Ancora per diversi anni dopo la realizzazione, l’edificio presentava dieci medaglioni vuoti, con una cornice circolare, posizionati all’interno degli spazi esistenti tra un arco e l’altro. Nel 1487, quattro decenni dopo la morte di Brunelleschi, i dieci bambini di Andrea Della Robbia furono posti all’interno dei medaglioni. Ogni piccola scultura dei bambini è diversa dalle altre: sette sono completamente fasciati dal torace alle caviglie e due hanno sempre fasciature, ma che cedono al di sotto della vita o delle ginocchia. Il restante bambino, il settimo da sinistra, mostra le fasce slegate e cadenti: è l’unico con i piedi non legati. Probabilmente la fasciatura slegata intendeva rappresentare la liberazione dal segno vincolante delle origini del trovatello. Oggi i pediatri potrebbero interpretarlo come simbolo dell’emancipazione dalle pratiche di guarigione basate sull’ignoranza, oppure potrebbe essere vista nella veste slacciata la liberazione dei bambini dalla malattia. In ogni caso questo bambino “liberato” evoca una sensazione di salute e libertà.
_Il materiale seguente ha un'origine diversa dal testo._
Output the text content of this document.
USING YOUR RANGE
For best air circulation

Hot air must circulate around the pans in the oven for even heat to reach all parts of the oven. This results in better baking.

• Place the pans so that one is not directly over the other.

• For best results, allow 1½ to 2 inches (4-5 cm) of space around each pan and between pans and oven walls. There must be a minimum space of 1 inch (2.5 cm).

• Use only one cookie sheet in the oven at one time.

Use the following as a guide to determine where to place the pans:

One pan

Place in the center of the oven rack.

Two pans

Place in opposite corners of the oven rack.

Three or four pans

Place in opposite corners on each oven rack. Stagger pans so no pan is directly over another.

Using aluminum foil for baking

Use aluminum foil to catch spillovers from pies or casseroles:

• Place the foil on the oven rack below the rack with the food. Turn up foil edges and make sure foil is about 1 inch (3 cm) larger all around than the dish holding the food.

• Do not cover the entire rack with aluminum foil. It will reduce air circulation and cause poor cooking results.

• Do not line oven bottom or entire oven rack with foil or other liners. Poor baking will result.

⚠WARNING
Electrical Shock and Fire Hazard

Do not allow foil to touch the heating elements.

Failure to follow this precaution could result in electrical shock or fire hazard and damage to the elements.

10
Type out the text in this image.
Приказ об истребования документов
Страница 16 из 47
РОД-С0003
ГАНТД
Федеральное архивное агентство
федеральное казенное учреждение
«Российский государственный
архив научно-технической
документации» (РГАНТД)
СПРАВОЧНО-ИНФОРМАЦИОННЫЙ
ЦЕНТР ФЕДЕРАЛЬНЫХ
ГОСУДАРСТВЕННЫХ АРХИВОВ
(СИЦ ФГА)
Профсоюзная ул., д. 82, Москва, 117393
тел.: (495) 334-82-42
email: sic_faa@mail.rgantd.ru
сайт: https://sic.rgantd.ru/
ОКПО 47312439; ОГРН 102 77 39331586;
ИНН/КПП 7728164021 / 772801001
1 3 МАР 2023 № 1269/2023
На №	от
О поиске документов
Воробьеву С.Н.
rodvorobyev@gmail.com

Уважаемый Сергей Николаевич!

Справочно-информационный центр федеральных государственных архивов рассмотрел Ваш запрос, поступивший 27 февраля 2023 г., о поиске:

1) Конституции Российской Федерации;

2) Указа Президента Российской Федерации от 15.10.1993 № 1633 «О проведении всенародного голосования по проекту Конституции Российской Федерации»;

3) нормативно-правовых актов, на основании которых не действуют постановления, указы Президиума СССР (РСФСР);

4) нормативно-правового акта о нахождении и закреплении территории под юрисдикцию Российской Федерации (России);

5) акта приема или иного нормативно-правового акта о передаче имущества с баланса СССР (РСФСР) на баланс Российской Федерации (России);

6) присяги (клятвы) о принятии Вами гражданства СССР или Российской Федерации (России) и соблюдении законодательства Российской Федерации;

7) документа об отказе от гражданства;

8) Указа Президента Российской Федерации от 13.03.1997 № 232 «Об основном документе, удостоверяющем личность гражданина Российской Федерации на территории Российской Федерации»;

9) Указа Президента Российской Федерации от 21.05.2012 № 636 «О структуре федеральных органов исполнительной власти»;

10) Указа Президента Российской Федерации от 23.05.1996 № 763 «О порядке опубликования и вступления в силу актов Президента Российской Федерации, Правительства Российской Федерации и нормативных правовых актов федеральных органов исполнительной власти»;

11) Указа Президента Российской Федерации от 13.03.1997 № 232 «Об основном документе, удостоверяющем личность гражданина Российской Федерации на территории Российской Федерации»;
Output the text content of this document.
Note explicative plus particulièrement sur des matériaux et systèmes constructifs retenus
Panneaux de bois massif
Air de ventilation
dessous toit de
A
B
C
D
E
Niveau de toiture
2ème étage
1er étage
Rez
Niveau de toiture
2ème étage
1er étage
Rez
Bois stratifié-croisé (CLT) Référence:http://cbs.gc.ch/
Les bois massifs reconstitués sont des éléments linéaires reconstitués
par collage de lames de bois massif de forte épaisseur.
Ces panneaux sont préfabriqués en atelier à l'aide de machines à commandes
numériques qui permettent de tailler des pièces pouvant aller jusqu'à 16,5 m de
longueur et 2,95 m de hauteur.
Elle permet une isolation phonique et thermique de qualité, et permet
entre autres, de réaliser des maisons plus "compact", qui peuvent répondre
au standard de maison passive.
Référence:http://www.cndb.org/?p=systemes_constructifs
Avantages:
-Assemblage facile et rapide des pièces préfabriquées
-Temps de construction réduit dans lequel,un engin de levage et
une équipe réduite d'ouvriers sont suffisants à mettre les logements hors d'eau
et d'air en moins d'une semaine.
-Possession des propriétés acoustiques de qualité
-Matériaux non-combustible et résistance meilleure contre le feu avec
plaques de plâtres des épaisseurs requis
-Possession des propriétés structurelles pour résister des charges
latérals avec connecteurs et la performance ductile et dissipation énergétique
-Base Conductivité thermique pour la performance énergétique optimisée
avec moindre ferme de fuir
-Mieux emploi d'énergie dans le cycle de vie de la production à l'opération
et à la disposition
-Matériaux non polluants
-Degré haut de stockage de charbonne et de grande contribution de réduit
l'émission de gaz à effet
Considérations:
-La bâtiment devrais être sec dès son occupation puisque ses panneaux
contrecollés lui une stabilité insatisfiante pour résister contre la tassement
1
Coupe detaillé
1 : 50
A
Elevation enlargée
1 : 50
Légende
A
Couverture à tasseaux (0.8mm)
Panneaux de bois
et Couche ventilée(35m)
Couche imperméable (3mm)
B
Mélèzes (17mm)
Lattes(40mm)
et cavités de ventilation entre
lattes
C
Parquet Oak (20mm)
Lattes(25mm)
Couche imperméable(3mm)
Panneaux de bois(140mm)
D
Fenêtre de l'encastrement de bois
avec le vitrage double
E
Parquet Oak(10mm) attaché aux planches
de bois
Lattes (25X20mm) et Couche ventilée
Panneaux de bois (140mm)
Sotto la guida di Henry Helmholz, nel 1939 la AAP scelse questo bambino come proprio simbolo. In realtà le cronache riportano una vicenda più complessa, in quanto questa non era stata la prima scelta. Il primo simbolo risaliva al 1930, ed era stato proposto da un gruppo di pediatri tra i fondatori della AAP. Anche questo simbolo si ispirava allo stile di Andrea Della Robbia, mostrando un bambino dall’aspetto triste con le braccia estese come in un gesto di supplica, legato con fasce molto strette, ma con i piedi liberi.

Helmholz ebbe da ridire sulla scelta, ritenendo che non esprimesse adeguatamente lo stile e lo spirito di Andrea Della Robbia; inoltre, la costrizione implicita nella fasciatura che legava strettamente il bambino mal rappresentava, a suo modo di vedere, il moderno modo di pensare dei pediatri. Pertanto Helmholz chiese ad un artista suo cugino, Leo Helmholz Junker, di creare un nuovo simbolo sempre derivante alle opere robbiane, ma ispirato al bambino “liberato”. Il risultato fu l’immagine mostrata in figura, adottata come simbolo dell’Associazione nel 1941 e divenuta ufficiale nel 1955. Dei bambini che adornano l’Ospedale degli Innocenti il bambino “liberato” meglio degli altri riflette la visione umanistica del mondo nata in quel periodo storico ed ancora oggi estremamente attuale. Penso che l’American Academy of Pediatrics abbia scelto bene.